Uno disfruta de su copa en la soledad de la noche, escuchando al gran Sinatra, y más al golfo de Dean Martin, ese artistazo que nunca se dio importancia, quizá porque sabía, con Gómez Dávila, que alguien sabio a casi nada le da importancia, y menos a uno mismo. O pincha cualquier actuación del elegante Marvin Gaye, ese negro que calza gorros de lana con un estilo que ya quisiera el entrenador de Rocky. O escucha a la dipsómana Judy Garland interpretar Smile de Chaplin. O, en fin, después de cuatro décadas largas de música a sus espaldas, gracias al hermano mayor que cambió los libros por una radio, otras canciones y artistas que, en este año en que el cantante Roberto Carlos (como Dylan, Anka o Simon) cumple ochenta años, le hacen volver la vista atrás y, dejando de lado reparos o complejos de adolescente que se avergonzaría de confesar ciertas debilidades, recorrer la geometría sentimental que las canciones de este brasileño cojo y meloso trazó, mal que nos pese, en buena parte de quienes hoy sobrepasamos el medio siglo y que, a veces, tenemos el deseo de ser nuevamente unos chiquillos.
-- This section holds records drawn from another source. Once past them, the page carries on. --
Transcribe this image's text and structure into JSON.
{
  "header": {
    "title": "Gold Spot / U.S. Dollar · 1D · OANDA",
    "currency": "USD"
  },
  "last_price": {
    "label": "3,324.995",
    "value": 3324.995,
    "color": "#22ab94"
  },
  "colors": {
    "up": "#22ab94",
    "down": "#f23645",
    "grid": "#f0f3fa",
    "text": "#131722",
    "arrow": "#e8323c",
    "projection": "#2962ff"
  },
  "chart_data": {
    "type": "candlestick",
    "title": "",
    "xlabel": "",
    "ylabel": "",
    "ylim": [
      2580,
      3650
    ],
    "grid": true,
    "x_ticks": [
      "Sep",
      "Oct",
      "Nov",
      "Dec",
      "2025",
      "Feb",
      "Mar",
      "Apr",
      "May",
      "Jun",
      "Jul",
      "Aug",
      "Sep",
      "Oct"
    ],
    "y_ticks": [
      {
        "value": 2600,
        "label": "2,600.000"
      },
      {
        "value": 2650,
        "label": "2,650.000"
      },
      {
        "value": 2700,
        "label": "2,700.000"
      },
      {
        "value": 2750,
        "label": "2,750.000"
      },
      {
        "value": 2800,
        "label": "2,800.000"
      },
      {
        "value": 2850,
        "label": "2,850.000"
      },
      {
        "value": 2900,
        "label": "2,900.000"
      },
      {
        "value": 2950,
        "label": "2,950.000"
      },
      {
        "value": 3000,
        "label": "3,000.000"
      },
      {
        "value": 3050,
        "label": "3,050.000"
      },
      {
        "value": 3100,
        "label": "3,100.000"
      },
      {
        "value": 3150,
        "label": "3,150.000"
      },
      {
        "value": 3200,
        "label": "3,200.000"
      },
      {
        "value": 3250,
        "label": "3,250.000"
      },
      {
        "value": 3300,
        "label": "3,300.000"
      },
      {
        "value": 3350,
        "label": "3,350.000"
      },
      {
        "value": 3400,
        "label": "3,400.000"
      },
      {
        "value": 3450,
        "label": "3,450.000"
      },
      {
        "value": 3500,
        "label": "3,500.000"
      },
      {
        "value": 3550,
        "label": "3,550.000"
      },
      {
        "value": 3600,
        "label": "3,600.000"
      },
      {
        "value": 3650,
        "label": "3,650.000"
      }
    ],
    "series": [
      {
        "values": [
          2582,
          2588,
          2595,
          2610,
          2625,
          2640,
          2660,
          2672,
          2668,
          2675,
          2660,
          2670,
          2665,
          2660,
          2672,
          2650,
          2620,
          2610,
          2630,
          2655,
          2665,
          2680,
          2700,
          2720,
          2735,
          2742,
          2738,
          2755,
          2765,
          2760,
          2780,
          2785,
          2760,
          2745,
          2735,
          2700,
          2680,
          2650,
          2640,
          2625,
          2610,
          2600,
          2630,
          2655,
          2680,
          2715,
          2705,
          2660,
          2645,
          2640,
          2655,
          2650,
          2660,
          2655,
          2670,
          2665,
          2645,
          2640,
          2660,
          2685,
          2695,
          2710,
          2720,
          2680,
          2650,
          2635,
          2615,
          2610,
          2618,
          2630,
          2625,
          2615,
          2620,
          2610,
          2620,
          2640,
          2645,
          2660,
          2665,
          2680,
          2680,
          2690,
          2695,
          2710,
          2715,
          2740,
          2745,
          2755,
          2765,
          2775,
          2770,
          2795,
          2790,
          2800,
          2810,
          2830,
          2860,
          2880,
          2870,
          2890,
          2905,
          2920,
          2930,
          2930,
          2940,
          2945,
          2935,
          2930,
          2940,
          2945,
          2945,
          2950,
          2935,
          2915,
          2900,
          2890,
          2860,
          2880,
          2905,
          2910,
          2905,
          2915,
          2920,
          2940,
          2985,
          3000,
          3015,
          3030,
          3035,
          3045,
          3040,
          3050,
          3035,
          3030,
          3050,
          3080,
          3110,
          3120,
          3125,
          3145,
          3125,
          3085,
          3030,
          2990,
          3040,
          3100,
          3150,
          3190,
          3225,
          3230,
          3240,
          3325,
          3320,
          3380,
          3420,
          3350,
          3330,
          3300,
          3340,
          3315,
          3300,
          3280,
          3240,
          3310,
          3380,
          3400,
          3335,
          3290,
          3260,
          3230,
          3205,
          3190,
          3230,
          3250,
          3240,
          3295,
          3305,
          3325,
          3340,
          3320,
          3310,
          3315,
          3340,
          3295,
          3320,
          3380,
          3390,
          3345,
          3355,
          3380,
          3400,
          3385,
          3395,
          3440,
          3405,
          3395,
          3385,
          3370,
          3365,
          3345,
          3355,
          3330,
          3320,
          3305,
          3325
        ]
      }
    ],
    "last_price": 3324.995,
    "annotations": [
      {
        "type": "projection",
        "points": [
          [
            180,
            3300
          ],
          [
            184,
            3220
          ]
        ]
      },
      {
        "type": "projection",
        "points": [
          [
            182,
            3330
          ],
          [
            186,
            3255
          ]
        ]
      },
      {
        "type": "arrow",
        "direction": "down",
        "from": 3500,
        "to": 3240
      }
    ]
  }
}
Si existe el paraíso, para uno estará camino de la playa de Matalascañas, con sus padres y sus dos hermanos un caluroso día de julio en un radiante y destartalado Seat 124 blanco, sin aire acondicionado, claro, y qué poco importa, porque aún piensa que la edad de dos dígitos nunca va a llegar y el calor no quema ni cansa ni agobia, mientras en el radiocasssette -entonces así se escribía- del coche, o quizá en la radio que el hermano mayor lleva siempre sintonizada, suenan los primeros compases del Amigo de Roberto Carlos, ese tema jovial y animoso y extrañamente melancólico que parece que nunca termina de sonar. Y sí, aunque los cantantes que están celebrando su octogésimo cumpleaños y los padres y todo, poco a poco, se vayan silenciando, y acabando, es verdad: nunca acaban.